‘滴答、滴答、滴答……’
这一刻,地牢内是一片死寂,唯有我和关婷婷虚弱的呼吸声,在伴随着滴水声回荡着,
此刻的我们,早已分不清时间了,只感觉我们似乎已经被关了很久,而从关婷婷的饥饿程度来看,估摸着,至少得有两三天了,
而这两三天时间,关婷婷滴水未进,刚开始还能坚持,到后来便陷入了昏睡,
按理说,修行之人五六天不吃不喝是完全没问题的,但关婷婷毕竟出身名门,乃是娇滴滴的小公主,哪里遭受过这样的苦难,所以意志力相较于我来讲,要薄弱一些,
不过我也挺佩服这个小妮子的,虽然被饿昏了,但却一直很积极乐观,不时的睁开眼,和我调笑几句,也正是因为如此,我才没有崩溃,
此刻的我,气海被封印,已经无法勾动体内的伴生判官了,想要靠自己的能力出去,简直是痴人说梦,如今唯一能做的,便是等,等待有人想起我们,哪怕是来拷打我们一番,也是好的,
又过了不知道多久,就连我,都开始有些坚持不住了,我虽然可以不用吃东西,不用喝水,但是,我却是以血肉为食的,若是短时间内不喝血,那自然不会有任何影响,但若是时间久了,我的身体也会吃不消,体内的鲜血得不到补充,那么身体就会逐渐干瘪,失去生机,
而此刻,我的手臂,已经开始干瘪了,虽然速度很缓慢,但还是能看出来,且我的身体也越来越虚弱,就连意识,都开始逐渐模糊了起来,
但我依然咬着牙,死死的坚持着,然而人力有时穷,在坚持了一段时间后,我也终是忍受不住了,只感觉眼前一黑,随即,便慢慢躺倒在了地上,昏迷了过去,
就这样在黑暗中也不知昏迷了多久,忽然就感觉似乎有人在喊我,只不过那声音很模糊,忽远忽近的,时而远在天边,时而,又近在眼前,而随着这呼喊声响起,我还感觉到身上传出了阵阵剧痛,就好像有人在用力的踢我打我一般,
我慢慢睁开了眼睛,随即就见在我眼前,竟有着一大片的火光,那火光刺眼,晃的我眼泪一下就流了出来,
我下意识的眯起了眼睛,随即就见,在我面前的,竟然是一支火把,而那持着火把的人,不是那獐头鼠目的人,又是谁,
此刻,他正手持火把,站在我的身边,见我一脸的茫然,便狠狠的踢了我一脚,然后大骂道:“草,你他妈的过的还挺安逸,还睡上了,妈的,起来,”

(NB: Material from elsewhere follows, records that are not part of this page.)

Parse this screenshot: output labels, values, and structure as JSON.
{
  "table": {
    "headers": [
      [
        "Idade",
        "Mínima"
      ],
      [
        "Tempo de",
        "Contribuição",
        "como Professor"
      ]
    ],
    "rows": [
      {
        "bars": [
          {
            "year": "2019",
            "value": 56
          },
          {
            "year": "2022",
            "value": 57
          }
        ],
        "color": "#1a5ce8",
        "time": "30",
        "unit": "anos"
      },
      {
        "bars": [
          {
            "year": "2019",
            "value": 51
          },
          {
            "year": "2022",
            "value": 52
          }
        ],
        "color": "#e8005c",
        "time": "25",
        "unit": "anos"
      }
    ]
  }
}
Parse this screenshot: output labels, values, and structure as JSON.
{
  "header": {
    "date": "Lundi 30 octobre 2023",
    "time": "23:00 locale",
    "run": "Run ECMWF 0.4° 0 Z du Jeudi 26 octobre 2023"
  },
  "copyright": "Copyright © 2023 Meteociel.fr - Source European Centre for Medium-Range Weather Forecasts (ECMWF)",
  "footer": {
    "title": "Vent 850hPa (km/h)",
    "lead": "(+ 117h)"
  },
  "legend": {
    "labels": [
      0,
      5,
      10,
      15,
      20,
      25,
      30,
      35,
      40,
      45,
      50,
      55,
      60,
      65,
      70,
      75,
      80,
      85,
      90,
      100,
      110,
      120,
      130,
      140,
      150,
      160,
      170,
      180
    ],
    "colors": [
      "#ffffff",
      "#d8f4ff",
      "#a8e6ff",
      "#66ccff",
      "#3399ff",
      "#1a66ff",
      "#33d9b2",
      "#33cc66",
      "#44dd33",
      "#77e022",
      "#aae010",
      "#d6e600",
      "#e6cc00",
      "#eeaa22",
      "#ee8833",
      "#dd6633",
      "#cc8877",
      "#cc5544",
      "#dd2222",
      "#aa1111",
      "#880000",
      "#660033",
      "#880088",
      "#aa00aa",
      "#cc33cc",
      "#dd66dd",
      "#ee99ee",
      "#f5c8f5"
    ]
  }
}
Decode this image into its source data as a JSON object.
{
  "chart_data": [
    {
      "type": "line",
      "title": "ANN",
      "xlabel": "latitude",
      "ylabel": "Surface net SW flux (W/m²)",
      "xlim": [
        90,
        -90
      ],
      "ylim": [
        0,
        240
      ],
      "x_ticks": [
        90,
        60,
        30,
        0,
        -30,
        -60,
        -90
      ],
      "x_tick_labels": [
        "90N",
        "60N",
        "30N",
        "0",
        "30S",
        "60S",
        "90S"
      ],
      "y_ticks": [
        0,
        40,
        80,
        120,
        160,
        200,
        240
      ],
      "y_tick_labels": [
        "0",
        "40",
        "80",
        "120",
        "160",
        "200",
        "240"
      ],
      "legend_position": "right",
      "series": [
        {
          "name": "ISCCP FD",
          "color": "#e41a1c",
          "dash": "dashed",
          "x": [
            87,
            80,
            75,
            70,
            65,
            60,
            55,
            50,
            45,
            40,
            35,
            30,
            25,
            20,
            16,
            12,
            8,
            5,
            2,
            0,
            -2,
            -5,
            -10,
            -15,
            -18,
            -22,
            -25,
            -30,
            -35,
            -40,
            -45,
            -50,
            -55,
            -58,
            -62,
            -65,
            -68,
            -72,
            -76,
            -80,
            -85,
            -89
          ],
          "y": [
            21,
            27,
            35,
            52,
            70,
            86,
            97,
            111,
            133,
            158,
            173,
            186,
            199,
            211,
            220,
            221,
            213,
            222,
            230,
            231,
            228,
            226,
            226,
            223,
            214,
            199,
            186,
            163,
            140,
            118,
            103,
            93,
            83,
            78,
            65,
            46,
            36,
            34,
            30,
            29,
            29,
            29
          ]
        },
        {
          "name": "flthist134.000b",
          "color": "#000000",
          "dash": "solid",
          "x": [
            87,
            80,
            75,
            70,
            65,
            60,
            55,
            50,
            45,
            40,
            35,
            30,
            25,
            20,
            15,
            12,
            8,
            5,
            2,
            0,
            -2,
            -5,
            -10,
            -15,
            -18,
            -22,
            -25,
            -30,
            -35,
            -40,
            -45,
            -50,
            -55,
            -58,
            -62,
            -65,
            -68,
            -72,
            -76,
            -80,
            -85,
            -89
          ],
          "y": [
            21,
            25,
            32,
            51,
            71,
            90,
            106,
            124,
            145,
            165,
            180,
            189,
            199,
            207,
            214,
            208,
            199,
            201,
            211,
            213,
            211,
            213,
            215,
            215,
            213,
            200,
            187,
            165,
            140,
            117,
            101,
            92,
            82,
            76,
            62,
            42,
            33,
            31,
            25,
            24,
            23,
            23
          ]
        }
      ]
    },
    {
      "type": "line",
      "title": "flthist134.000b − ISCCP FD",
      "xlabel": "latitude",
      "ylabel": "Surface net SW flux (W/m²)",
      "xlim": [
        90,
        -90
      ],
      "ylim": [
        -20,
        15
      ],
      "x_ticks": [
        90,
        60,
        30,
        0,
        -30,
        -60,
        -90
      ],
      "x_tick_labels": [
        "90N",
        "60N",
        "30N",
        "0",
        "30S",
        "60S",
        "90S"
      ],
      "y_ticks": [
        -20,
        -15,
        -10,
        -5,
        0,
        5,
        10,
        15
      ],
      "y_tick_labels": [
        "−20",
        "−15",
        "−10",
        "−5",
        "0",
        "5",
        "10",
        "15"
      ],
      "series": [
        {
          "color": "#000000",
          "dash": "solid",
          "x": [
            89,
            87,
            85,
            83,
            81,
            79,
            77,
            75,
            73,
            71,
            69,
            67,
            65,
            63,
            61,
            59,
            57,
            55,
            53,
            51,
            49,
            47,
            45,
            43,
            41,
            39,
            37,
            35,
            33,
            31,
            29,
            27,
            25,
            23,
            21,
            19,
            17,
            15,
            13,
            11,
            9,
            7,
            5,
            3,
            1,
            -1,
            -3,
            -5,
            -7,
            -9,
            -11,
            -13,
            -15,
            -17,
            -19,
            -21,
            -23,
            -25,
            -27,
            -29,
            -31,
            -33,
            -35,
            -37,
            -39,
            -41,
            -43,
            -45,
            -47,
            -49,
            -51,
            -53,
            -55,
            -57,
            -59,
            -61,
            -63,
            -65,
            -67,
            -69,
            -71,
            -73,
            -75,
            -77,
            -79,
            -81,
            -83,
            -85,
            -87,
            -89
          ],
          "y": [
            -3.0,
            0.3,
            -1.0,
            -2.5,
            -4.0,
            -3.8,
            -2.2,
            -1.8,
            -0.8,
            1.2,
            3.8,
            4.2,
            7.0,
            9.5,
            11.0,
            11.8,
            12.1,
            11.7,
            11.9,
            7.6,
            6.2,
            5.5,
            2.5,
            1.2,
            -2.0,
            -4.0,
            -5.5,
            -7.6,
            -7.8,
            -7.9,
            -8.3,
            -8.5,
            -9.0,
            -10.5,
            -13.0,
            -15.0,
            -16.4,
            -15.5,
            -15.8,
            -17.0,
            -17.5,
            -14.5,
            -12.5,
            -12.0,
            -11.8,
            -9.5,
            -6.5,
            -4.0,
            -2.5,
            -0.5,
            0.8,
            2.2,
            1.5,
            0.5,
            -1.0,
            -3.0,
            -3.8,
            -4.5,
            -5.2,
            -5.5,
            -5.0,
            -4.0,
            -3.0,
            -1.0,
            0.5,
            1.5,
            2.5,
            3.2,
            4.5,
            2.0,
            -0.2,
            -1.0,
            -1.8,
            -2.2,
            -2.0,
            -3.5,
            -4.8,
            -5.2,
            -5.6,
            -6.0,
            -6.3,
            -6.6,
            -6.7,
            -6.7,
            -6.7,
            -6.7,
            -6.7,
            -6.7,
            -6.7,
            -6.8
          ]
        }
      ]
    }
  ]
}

他一边说一边用力的踢我,见我不动,便过来一把将我从角落里拽了下来,
他就好像拽一只死狗一般,将我拽出了角落,见我依然有些迷糊,便提起了一个水桶,然后将里面的冷水,全都泼洒在了我的身上,
被冷水一激,我整个人立马就清醒了过来,甩了甩脑袋,随即定睛一看,就发现地牢内还坐着一个人,这个人,正是刘本清,
此时,刘本清就坐在石门前的一个椅子上,正翘着二郎腿一脸笑意的看着我呢,见我看他,便说道:“怎么,几天不见,不认识我了,”
我闻言咬了咬牙,然后低声问:“我朋友呢,”
“哪个朋友,”他一脸玩味的看着我,见我不吭声,便继续道:“你是说那个阴灵蛊母体么,”
我闻言死死的盯着他,他见状却是‘嘿嘿’一笑,然后道:“我黑袍堂的兄弟们最近火气有点大,刚好你那个朋友长的有几分姿色,所以,我就把她赐给我那群兄弟了,嘿嘿,想必此刻,都已经被玩死了吧,”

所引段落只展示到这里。